SURGERY BEYOND INFANCY
Most patients do not become symptomatic until adolescence or adulthood. Symptoms include progressive heart failure secondary to tricuspid insufficiency and right ventricular dysfunction, and cyanosis due to right-to-left shunting through a patent foramen ovale or atrial septal defect. Many of these patients can have biventricular repairs with surgery designed to restore normal tricuspid valve function and improve right ventricular contractility. Traditionally, one of two approaches has been utilized. The first is plication of the tricuspid annulus with or without a transverse plication of the atrialized chamber. The other approach has involved extensive mobilization of the anterior leaflet, bringing the functional annulus up to the true tricuspid annulus, and a longitudinal plication of the atrialized chamber. More recently, some surgeons have advocated a simplified approach, repairing the tricuspid valve at the level of the functional annulus and selectively plicating the atrialized chamber only if it is thin walled. If more than mild to moderate tricuspid insufficiency is present following repair, a valve replacement to preserve long-term right ventricular function is indicated. If right ventricular contractility is impaired, some groups routinely perform a bidirectional cavopulmonary anastomosis at the conclusion of the procedure.
A median sternotomy is the usual approach. Aortic and bicaval cannulation is performed, and cardiopulmonary bypass is initiated. Myocardial preservation is accomplished with cold blood potassium cardioplegic solution administered into the aortic root after aortic cross-clamping. This may be complemented by the retrograde technique (see Chapter 3).
A longitudinal atriotomy is made 1 cm posterior to and parallel with the atrioventricular groove. The atriotomy edges are retracted with sutures, and exposure of the tricuspid valve is further facilitated by means of appropriately sized retractors. Patients with accessory conduction pathways may undergo preoperative ablation in the catheterization laboratory. Alternatively, surgical division or cryoablation of the localized pathways may be performed. A right-sided Maze procedure is indicated if there is a history of atrial fibrillation or flutter (see Chapter 13).
When the anterior leaflet is large and has a relatively normal attachment, an annular plication, excluding the atrialized ventricle, often results in a competent tricuspid valve.
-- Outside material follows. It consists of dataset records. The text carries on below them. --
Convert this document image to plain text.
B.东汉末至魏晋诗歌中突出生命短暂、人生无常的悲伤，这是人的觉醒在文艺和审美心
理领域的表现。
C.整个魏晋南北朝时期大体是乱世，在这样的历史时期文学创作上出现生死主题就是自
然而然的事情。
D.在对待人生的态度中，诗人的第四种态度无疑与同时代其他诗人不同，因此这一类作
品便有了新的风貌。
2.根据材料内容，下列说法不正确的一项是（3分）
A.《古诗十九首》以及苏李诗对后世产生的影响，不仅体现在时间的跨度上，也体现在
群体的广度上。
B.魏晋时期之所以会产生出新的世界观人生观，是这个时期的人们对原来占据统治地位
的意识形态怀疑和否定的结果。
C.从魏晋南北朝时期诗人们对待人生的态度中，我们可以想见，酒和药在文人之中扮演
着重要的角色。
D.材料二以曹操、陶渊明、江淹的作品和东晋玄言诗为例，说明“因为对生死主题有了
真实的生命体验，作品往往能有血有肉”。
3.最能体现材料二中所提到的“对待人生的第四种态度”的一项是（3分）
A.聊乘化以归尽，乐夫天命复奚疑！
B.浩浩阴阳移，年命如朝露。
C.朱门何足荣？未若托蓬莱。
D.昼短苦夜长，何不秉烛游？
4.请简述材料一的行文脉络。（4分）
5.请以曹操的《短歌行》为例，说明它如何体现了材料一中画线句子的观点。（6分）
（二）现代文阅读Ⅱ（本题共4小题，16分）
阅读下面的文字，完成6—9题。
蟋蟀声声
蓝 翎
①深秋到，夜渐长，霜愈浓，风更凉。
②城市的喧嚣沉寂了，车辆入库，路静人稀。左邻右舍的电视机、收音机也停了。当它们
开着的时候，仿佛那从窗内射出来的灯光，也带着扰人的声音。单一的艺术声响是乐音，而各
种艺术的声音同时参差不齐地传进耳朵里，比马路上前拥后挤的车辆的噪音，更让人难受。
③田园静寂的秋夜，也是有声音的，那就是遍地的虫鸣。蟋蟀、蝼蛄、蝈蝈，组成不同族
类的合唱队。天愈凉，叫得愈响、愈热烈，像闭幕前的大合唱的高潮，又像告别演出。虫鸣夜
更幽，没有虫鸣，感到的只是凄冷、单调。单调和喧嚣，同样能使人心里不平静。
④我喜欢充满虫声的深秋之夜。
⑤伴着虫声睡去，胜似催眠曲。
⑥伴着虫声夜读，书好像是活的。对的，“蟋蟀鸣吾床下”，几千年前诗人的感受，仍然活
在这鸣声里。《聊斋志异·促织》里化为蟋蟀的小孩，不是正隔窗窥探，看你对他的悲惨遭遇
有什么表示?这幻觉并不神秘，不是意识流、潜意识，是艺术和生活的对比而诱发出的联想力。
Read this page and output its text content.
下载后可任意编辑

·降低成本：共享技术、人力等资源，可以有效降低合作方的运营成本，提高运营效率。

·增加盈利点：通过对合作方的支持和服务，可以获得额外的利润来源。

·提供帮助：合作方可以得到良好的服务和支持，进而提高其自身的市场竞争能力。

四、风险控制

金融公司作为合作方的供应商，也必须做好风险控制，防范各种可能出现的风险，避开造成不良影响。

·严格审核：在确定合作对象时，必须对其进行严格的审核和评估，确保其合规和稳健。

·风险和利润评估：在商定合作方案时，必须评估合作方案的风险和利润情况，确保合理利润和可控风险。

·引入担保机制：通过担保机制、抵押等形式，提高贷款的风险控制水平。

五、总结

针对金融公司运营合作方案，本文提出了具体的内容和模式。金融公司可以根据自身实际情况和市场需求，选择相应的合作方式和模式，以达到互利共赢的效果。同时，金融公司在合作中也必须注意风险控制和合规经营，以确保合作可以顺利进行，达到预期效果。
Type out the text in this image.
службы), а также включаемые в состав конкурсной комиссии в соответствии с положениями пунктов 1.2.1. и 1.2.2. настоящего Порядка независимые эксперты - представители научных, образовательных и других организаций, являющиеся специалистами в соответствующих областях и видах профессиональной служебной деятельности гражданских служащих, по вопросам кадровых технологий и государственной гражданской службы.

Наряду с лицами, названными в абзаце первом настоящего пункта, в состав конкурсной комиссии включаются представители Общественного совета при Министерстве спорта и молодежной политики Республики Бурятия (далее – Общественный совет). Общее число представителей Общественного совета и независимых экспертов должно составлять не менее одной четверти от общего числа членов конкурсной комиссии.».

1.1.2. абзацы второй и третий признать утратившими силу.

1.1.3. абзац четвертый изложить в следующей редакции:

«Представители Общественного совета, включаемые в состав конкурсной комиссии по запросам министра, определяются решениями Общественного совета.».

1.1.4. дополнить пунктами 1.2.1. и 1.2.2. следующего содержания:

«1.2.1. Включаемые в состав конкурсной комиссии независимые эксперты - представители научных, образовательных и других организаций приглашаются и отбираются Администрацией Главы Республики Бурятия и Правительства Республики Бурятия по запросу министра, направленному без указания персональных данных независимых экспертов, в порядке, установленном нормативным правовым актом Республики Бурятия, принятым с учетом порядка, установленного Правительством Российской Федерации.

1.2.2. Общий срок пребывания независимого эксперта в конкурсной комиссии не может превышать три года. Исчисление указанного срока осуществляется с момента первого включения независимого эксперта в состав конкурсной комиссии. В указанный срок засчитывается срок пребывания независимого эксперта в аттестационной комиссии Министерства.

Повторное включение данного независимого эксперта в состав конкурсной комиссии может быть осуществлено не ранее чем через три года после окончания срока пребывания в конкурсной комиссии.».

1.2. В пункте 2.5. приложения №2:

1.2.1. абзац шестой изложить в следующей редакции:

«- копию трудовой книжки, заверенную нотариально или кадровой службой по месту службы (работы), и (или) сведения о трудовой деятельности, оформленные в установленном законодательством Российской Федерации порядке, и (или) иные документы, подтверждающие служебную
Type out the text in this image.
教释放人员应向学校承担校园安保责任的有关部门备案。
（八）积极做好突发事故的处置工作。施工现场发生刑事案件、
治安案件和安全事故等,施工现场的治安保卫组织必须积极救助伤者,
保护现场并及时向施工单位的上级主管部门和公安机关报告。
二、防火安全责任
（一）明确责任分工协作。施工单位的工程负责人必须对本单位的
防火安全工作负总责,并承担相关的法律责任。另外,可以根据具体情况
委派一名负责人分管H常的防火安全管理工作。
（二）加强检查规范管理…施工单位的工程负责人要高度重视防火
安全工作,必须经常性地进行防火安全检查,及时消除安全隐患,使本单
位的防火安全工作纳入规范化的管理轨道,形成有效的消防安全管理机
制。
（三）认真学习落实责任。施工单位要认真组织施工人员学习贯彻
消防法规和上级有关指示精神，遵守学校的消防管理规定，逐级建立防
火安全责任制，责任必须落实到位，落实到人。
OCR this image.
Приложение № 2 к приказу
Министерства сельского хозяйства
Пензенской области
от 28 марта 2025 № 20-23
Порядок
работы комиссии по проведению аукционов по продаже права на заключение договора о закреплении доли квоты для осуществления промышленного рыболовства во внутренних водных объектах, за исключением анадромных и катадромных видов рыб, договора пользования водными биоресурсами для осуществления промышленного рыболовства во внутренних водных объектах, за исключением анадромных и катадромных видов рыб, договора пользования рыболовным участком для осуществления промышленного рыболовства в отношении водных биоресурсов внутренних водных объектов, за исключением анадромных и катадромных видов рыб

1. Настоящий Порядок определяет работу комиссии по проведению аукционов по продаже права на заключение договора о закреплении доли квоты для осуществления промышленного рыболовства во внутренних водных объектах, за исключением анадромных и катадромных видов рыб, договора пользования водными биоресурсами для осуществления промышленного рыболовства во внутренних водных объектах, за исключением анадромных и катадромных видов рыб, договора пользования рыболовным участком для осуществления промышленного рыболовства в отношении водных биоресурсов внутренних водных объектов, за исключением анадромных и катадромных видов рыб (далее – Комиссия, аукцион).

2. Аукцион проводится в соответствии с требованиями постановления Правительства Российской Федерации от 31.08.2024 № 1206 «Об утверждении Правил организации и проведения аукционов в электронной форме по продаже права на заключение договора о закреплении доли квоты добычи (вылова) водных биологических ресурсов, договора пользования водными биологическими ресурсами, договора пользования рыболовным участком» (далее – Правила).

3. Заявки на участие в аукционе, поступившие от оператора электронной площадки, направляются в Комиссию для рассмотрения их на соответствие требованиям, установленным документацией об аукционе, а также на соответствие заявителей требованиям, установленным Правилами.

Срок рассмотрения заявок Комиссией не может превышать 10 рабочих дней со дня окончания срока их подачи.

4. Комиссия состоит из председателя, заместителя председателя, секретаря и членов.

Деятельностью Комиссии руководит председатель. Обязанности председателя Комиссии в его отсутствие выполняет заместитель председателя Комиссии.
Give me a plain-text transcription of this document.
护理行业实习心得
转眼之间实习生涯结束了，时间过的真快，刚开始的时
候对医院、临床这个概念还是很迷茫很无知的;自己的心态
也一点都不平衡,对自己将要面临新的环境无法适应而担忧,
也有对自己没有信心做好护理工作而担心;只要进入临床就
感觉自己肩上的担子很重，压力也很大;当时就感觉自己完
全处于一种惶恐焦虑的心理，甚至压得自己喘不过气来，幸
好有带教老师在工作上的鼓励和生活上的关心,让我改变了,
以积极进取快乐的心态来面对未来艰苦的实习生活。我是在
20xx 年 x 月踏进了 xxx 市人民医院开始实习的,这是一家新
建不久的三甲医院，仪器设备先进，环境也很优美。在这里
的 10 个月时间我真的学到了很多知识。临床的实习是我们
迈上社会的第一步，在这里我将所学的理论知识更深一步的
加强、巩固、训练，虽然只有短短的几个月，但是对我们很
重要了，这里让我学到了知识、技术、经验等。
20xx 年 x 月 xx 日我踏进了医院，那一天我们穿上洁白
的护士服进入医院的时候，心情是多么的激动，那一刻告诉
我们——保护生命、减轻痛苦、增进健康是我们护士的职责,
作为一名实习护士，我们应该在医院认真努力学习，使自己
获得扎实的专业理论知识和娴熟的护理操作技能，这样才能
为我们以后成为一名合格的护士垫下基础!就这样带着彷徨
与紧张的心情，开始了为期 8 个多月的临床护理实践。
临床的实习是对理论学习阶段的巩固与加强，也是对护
The displaced posterior and septal annuli (up to a point adjacent to the coronary sinus) are pulled upward into the right atrium proper to the level of the atrioventricular junction. This is accomplished with interrupted 3-0 Ticron sutures buttressed with Dacron or pericardial pledgets on both the atrial and ventricular sides of the sutures (Fig. 28.3).
Right Coronary Artery Injury
The ventricular plication sutures must be placed carefully after identifying the right coronary artery and its branches to avoid direct injury to, or distortion of, the coronary arteries, which can result in myocardial infarction.